Executive coaching is one of the latest status symbols to make the rounds in corporate America. Like the Palm Pilot, it is yet another cutting edge development designed to ease the way we work and make us more effective. The problem is, despite all the hype the Palm Pilot gets, many highly intelligent people still wonder what it is. For instance, an accountant for a university recently remarked, “it’s easier to write with pen and paper than with a stick on a slippery screen! The president of a well-known national organization quipped, “My V.P. said I should get one but what on earth would I do with an executive coach?” The fact is that the pace of change around us is so swift that it takes a highly determined effort to discover how new products and services can truly benefit us.
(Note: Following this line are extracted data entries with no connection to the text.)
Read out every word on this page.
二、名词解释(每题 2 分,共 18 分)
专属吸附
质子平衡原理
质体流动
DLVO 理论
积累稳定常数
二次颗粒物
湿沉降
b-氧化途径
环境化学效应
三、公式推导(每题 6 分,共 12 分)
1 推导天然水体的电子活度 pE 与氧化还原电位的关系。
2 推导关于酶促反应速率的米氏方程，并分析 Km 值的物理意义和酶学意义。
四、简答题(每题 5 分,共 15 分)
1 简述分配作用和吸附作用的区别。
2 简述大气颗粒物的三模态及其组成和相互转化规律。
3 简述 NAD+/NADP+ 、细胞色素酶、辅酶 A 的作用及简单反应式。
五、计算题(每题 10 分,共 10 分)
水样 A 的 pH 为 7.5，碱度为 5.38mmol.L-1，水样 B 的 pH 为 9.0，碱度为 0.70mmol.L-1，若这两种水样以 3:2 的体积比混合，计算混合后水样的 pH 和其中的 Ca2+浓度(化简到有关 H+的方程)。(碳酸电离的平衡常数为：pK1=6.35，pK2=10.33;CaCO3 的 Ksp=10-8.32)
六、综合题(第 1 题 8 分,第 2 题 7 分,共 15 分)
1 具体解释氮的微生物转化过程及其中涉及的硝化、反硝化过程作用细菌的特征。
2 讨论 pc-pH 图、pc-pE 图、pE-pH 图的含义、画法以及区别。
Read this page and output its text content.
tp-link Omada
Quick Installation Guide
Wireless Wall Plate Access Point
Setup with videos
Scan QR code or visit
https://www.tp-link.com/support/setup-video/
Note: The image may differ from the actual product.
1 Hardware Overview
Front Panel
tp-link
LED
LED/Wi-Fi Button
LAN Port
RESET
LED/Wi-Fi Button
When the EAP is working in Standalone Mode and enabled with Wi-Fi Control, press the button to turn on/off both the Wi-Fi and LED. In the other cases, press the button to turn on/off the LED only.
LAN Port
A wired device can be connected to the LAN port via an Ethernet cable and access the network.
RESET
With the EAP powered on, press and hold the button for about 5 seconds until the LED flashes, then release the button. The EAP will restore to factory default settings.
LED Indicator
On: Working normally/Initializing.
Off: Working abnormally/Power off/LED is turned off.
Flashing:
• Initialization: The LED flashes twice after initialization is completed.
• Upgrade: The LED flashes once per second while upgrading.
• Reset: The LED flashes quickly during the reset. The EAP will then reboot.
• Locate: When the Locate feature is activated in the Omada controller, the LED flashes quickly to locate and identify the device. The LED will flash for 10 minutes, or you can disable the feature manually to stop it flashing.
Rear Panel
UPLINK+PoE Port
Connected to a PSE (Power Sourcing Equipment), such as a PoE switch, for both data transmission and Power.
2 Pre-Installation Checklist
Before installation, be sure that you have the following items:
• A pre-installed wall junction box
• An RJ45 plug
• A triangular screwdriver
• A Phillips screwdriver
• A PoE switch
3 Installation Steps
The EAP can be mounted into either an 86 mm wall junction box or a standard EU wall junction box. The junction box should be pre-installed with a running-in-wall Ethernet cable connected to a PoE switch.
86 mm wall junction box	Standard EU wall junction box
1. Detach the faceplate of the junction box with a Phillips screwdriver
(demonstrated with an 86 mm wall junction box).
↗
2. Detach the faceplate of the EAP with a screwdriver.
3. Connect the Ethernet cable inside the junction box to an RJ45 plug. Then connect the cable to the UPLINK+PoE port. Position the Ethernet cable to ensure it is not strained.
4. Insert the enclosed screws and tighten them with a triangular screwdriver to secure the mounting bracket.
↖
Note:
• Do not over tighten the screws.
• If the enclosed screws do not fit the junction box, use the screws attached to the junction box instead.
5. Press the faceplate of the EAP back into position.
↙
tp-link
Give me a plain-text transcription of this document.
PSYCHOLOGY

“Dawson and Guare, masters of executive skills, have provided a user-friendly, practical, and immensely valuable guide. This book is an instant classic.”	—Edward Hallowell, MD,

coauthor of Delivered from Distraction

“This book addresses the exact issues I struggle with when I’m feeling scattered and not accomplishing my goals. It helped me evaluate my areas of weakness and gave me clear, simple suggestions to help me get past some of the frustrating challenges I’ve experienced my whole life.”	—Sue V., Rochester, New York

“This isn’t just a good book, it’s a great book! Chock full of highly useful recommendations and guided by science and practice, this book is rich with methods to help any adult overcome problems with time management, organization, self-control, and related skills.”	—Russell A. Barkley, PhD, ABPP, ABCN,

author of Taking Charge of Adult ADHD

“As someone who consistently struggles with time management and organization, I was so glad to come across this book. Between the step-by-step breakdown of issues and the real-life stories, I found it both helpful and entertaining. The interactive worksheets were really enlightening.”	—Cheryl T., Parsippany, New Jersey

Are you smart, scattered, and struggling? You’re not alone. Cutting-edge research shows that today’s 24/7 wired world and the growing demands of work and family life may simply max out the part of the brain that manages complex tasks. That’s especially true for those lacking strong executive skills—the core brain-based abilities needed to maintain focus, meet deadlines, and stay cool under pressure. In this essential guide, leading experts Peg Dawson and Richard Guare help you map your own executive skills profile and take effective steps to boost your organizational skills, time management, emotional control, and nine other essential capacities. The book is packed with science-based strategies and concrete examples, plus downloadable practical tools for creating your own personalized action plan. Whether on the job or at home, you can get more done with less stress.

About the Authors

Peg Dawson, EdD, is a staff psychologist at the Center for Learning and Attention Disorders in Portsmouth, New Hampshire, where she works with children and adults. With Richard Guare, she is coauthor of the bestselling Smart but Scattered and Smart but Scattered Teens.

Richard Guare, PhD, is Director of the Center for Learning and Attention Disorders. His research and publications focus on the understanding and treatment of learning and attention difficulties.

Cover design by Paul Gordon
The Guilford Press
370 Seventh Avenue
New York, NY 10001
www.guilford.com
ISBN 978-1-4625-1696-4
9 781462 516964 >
The relatively new field of executive coaching is gaining popularity for the wide range of ways that it can be used to help leaders and organizations. Since it can be tailored to meet so many different needs, let’s begin with eight ways to use executive coaching:

  1. Succession grooming: Coaching can accelerate the development of high performing mid-level managers. In the course of an organization’s life there is a natural ebb and flow of old and new talent in and out of the organization and its leadership ranks. To ensure the continued success of the organization, succession coaching ensures that sufficient attention is given to future leadership development.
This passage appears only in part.